Kamchak se encogió de hombros. Yo era el primero en saber que veinticinco latidos era una muy buena marca. Albrecht era un buen jinete, y poseía una gran habilidad. Esta vez, además, había contado con una presa que no era más que una pequeña esclava bárbara que nunca se había entrenado, y lo que es más, que nunca había corrido ante la boleadora.

—Al círculo —ordenó Albrecht a la otra muchacha.

Era una belleza.

Corrió hacia el círculo rápidamente, con la cabeza echada hacia atrás y respirando con profundidad.

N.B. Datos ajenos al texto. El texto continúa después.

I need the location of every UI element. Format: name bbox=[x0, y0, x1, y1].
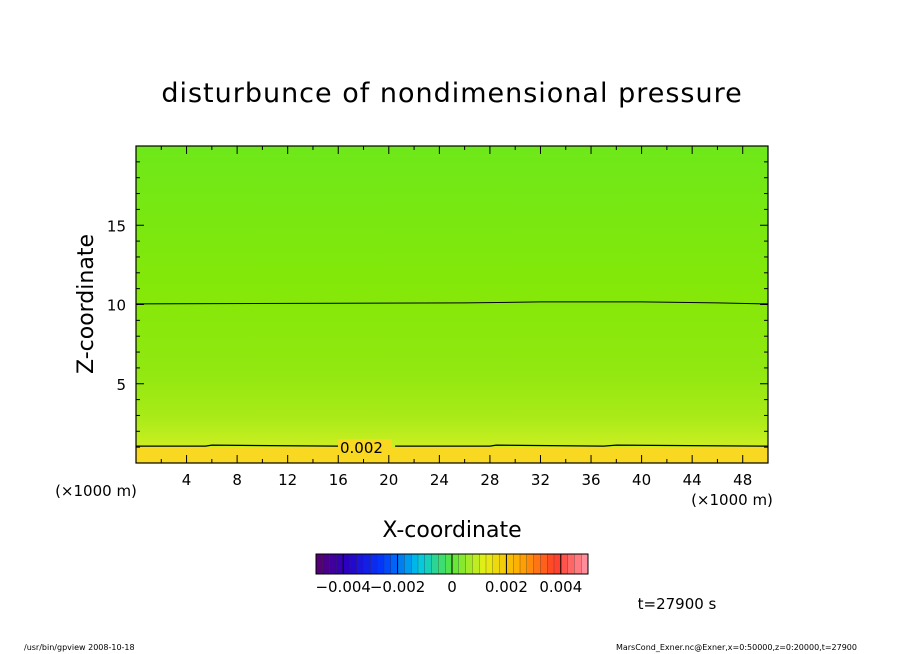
colorbar-cell bbox=[492, 553, 501, 575]
colorbar-cell bbox=[390, 553, 399, 575]
colorbar-tick-label: −0.004 bbox=[315, 578, 371, 596]
x-tick-label: 24 bbox=[430, 471, 449, 489]
colorbar-cell bbox=[315, 553, 324, 575]
contour-line-zero bbox=[135, 301, 769, 305]
colorbar-cell bbox=[322, 553, 331, 575]
y-tick-label: 10 bbox=[107, 297, 126, 315]
footer-left: /usr/bin/gpview 2008-10-18 bbox=[24, 643, 135, 652]
x-tick-label: 44 bbox=[683, 471, 702, 489]
x-axis-label: X-coordinate bbox=[382, 518, 521, 543]
colorbar-cell bbox=[574, 553, 582, 575]
colorbar-cell bbox=[499, 553, 507, 575]
colorbar-cell bbox=[383, 553, 392, 575]
colorbar-cell bbox=[458, 553, 467, 575]
colorbar-cell bbox=[411, 553, 419, 575]
colorbar-cell bbox=[513, 553, 521, 575]
x-tick-label: 36 bbox=[581, 471, 600, 489]
colorbar-cell bbox=[540, 553, 548, 575]
x-tick-label: 8 bbox=[232, 471, 242, 489]
colorbar-cell bbox=[567, 553, 575, 575]
colorbar-cell bbox=[560, 553, 569, 575]
colorbar-cell bbox=[424, 553, 433, 575]
contour-label: 0.002 bbox=[340, 439, 383, 457]
colorbar-cell bbox=[343, 553, 351, 575]
colorbar-cell bbox=[445, 553, 453, 575]
chart-title: disturbunce of nondimensional pressure bbox=[161, 78, 742, 109]
colorbar-cell bbox=[336, 553, 344, 575]
x-tick-label: 28 bbox=[480, 471, 499, 489]
y-axis-ticks: 5 10 15 bbox=[107, 161, 768, 448]
x-tick-label: 48 bbox=[733, 471, 752, 489]
colorbar-cell bbox=[397, 553, 405, 575]
time-label: t=27900 s bbox=[638, 595, 717, 613]
colorbar-cell bbox=[356, 553, 365, 575]
colorbar-cell bbox=[431, 553, 439, 575]
x-axis-unit: (×1000 m) bbox=[691, 491, 773, 509]
y-axis-unit: (×1000 m) bbox=[55, 482, 137, 500]
x-tick-label: 16 bbox=[329, 471, 348, 489]
x-tick-label: 4 bbox=[182, 471, 192, 489]
colorbar-cell bbox=[329, 553, 337, 575]
colorbar-cell bbox=[349, 553, 358, 575]
colorbar-cell bbox=[451, 553, 460, 575]
colorbar-cell bbox=[553, 553, 562, 575]
colorbar-cell bbox=[581, 553, 589, 575]
colorbar-cell bbox=[363, 553, 371, 575]
colorbar-tick-label: −0.002 bbox=[370, 578, 426, 596]
colorbar-cell bbox=[417, 553, 426, 575]
colorbar-cell bbox=[465, 553, 473, 575]
y-tick-label: 15 bbox=[107, 217, 126, 235]
colorbar-cell bbox=[370, 553, 378, 575]
colorbar-tick-label: 0 bbox=[447, 578, 457, 596]
colorbar-tick-label: 0.002 bbox=[485, 578, 528, 596]
near-surface-band bbox=[136, 448, 768, 463]
colorbar-cell bbox=[519, 553, 528, 575]
x-tick-label: 20 bbox=[379, 471, 398, 489]
y-axis-label: Z-coordinate bbox=[74, 234, 99, 374]
colorbar-cell bbox=[526, 553, 535, 575]
x-tick-label: 32 bbox=[531, 471, 550, 489]
colorbar-cell bbox=[547, 553, 555, 575]
y-tick-label: 5 bbox=[116, 376, 126, 394]
contour-line-0002 bbox=[136, 444, 769, 447]
colorbar-ticks: −0.004−0.002 0 0.002 0.004 bbox=[315, 554, 582, 596]
footer-right: MarsCond_Exner.nc@Exner,x=0:50000,z=0:20… bbox=[616, 643, 857, 652]
colorbar-cell bbox=[479, 553, 487, 575]
contour-label-background bbox=[338, 439, 392, 455]
x-tick-label: 12 bbox=[278, 471, 297, 489]
pressure-field bbox=[136, 146, 768, 463]
x-tick-label: 40 bbox=[632, 471, 651, 489]
colorbar-cell bbox=[506, 553, 514, 575]
x-axis-ticks: 4 8 12 16 20 24 28 32 36 40 44 48 bbox=[160, 146, 752, 489]
colorbar-cell bbox=[438, 553, 446, 575]
colorbar-tick-label: 0.004 bbox=[539, 578, 582, 596]
colorbar-cell bbox=[472, 553, 480, 575]
colorbar-cell bbox=[485, 553, 494, 575]
colorbar-cell bbox=[404, 553, 412, 575]
colorbar-cell bbox=[533, 553, 541, 575]
colorbar-cell bbox=[377, 553, 385, 575]
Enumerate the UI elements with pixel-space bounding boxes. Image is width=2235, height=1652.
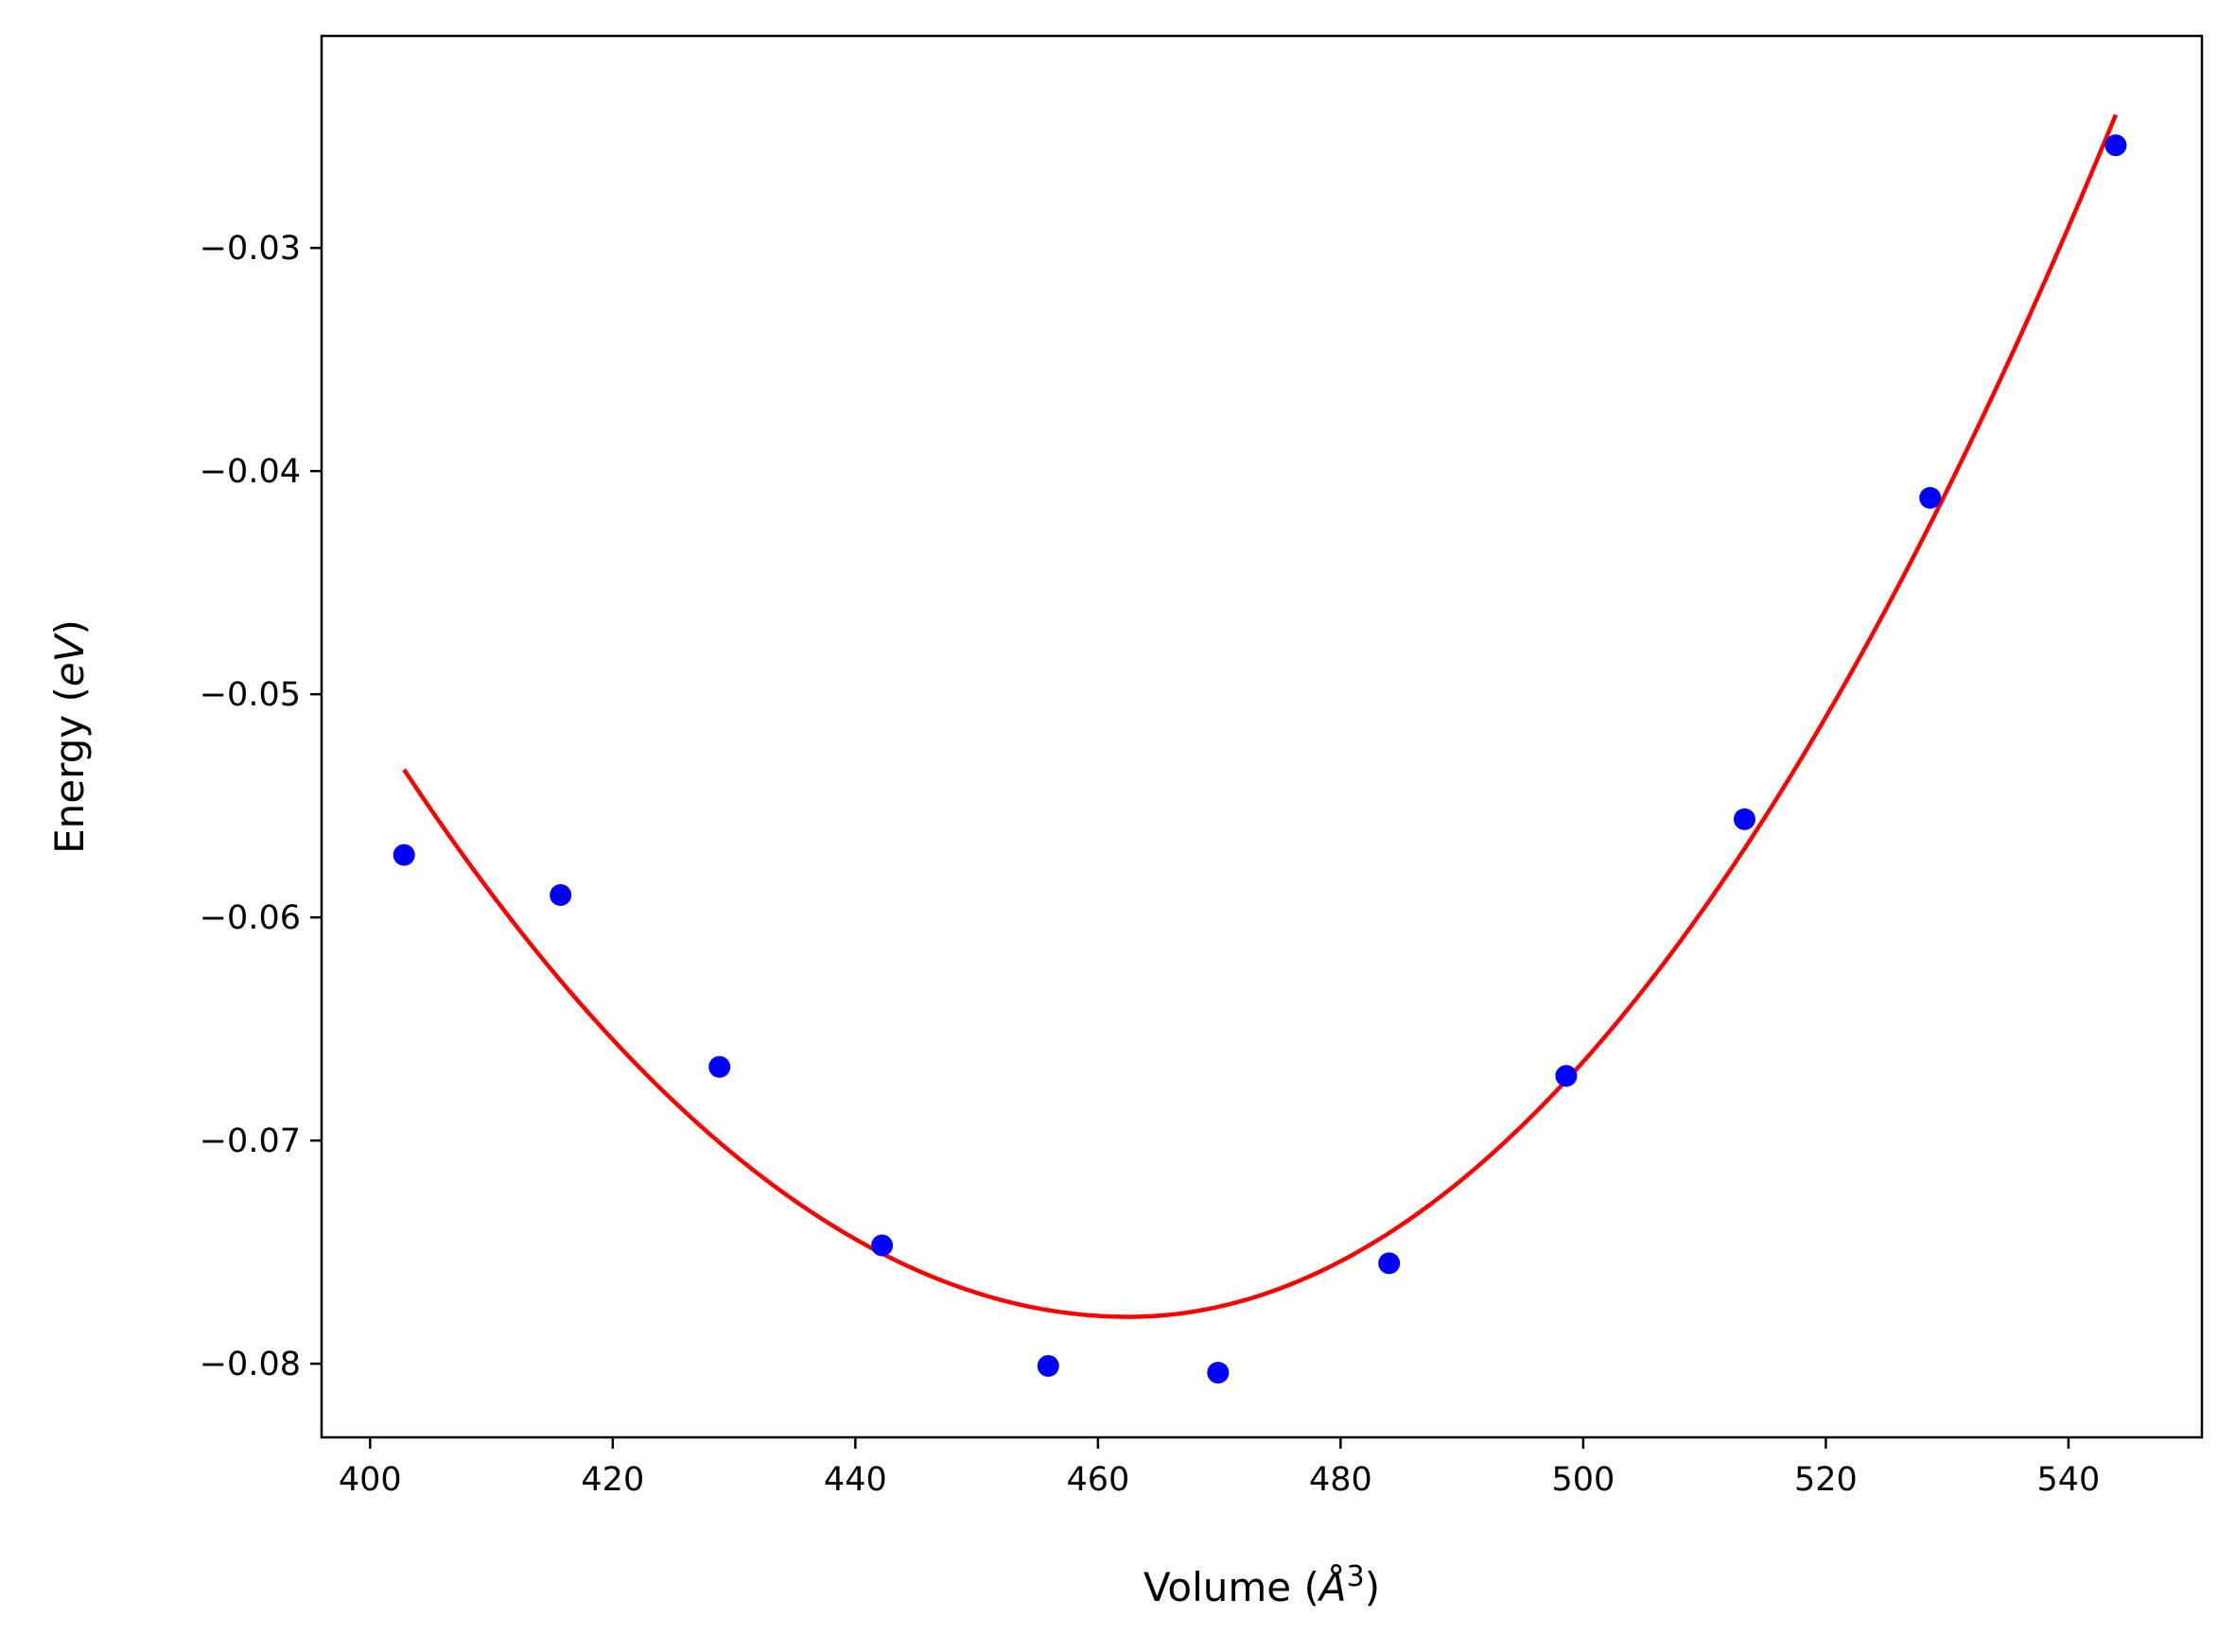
- y-axis-label-unit: eV: [46, 632, 93, 687]
- x-tick-label: 460: [1066, 1461, 1129, 1499]
- data-point: [393, 843, 415, 866]
- y-tick-label: −0.08: [200, 1346, 301, 1383]
- y-axis-label-suffix: ): [46, 619, 93, 635]
- x-axis-label-unit: Å: [1317, 1563, 1347, 1610]
- x-tick-label: 480: [1309, 1461, 1372, 1499]
- y-tick-label: −0.04: [200, 453, 301, 491]
- x-axis-label-exponent: 3: [1347, 1560, 1365, 1593]
- x-axis-ticks: 400 420 440 460 480 500 520 540: [339, 1437, 2100, 1499]
- data-point: [1207, 1362, 1230, 1384]
- y-axis-ticks: −0.08 −0.07 −0.06 −0.05 −0.04 −0.03: [200, 230, 322, 1383]
- data-point: [1037, 1354, 1059, 1377]
- y-tick-label: −0.05: [200, 676, 301, 714]
- y-axis-label-prefix: Energy (: [46, 687, 93, 854]
- x-tick-label: 420: [581, 1461, 644, 1499]
- x-tick-label: 520: [1794, 1461, 1858, 1499]
- data-point: [708, 1055, 731, 1078]
- plot-content: [393, 113, 2127, 1384]
- x-axis-label-suffix: ): [1365, 1564, 1380, 1610]
- fit-curve: [402, 113, 2119, 1319]
- data-point: [1555, 1065, 1578, 1087]
- y-tick-label: −0.03: [200, 230, 301, 268]
- x-axis-label: Volume (Å3): [1144, 1560, 1380, 1610]
- y-tick-label: −0.07: [200, 1122, 301, 1160]
- data-point: [871, 1234, 894, 1257]
- data-point: [550, 884, 572, 907]
- y-axis-label: Energy (eV): [46, 619, 93, 854]
- plot-frame: [320, 34, 2204, 1439]
- data-point: [2104, 134, 2127, 157]
- x-tick-label: 540: [2037, 1461, 2101, 1499]
- data-point: [1378, 1252, 1401, 1275]
- x-tick-label: 400: [339, 1461, 402, 1499]
- x-tick-label: 500: [1551, 1461, 1615, 1499]
- data-point: [1919, 486, 1942, 509]
- x-axis-label-prefix: Volume (: [1144, 1564, 1319, 1610]
- y-tick-label: −0.06: [200, 899, 301, 937]
- data-point: [1733, 808, 1755, 830]
- x-tick-label: 440: [824, 1461, 887, 1499]
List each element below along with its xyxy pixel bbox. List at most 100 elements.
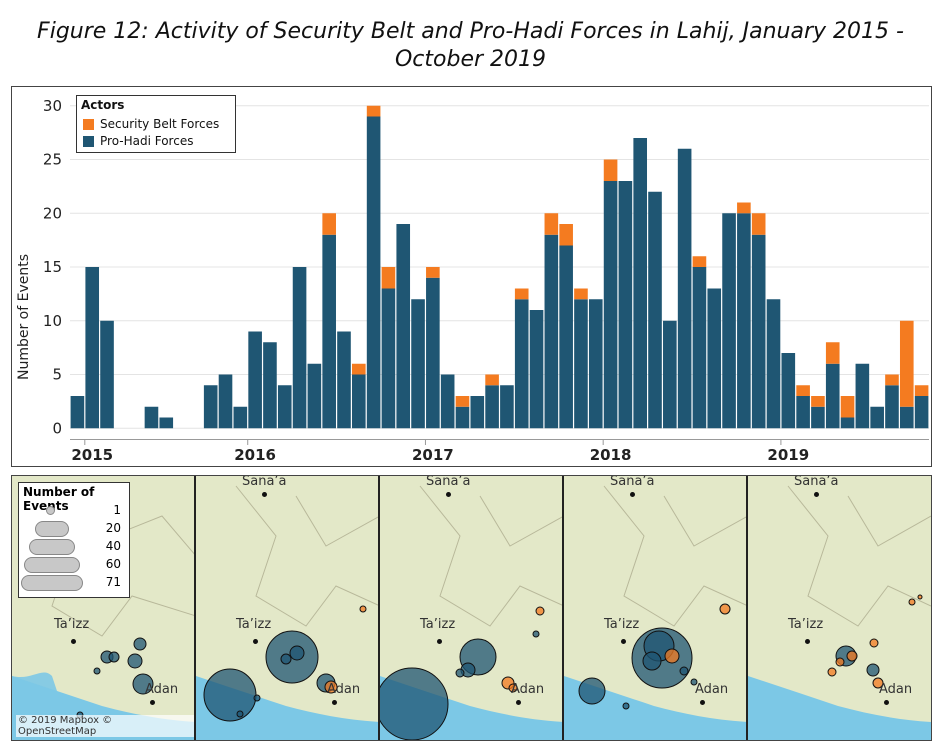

Por su aspecto parecía una chica inteligente.

De pelo moreno.

Me llamaron la atención sus tobillos, que eran de complexión algo más fuerte de lo que se considera deseable para una esclava. Deduje que aquellos tobillos habían soportado el peso de ese cuerpo durante muchos giros rápidos, durante muchos saltos.

Deseé haberla visto correr anteriormente. Muchas chicas tienen una pauta para correr, un truco que se puede descubrir después de verlas actuar en varias ocasiones. No es nada fácil conseguirlo, pero se pueden prever los movimientos hasta cierto punto. Probablemente sea el resultado de la deducción de su manera de pensar por medio de su manera de correr; el paso siguiente consiste en pensar, o procurar hacerlo, como la chica, y conjugar este pensamiento con el movimiento de la boleadora para alcanzarla. La esclava se hallaba ahora respirando profunda y regularmente. Antes de que entrara en el círculo había visto que se movía y que corría un poco para desentumecer los músculos de las piernas y acelerar la circulación de la sangre.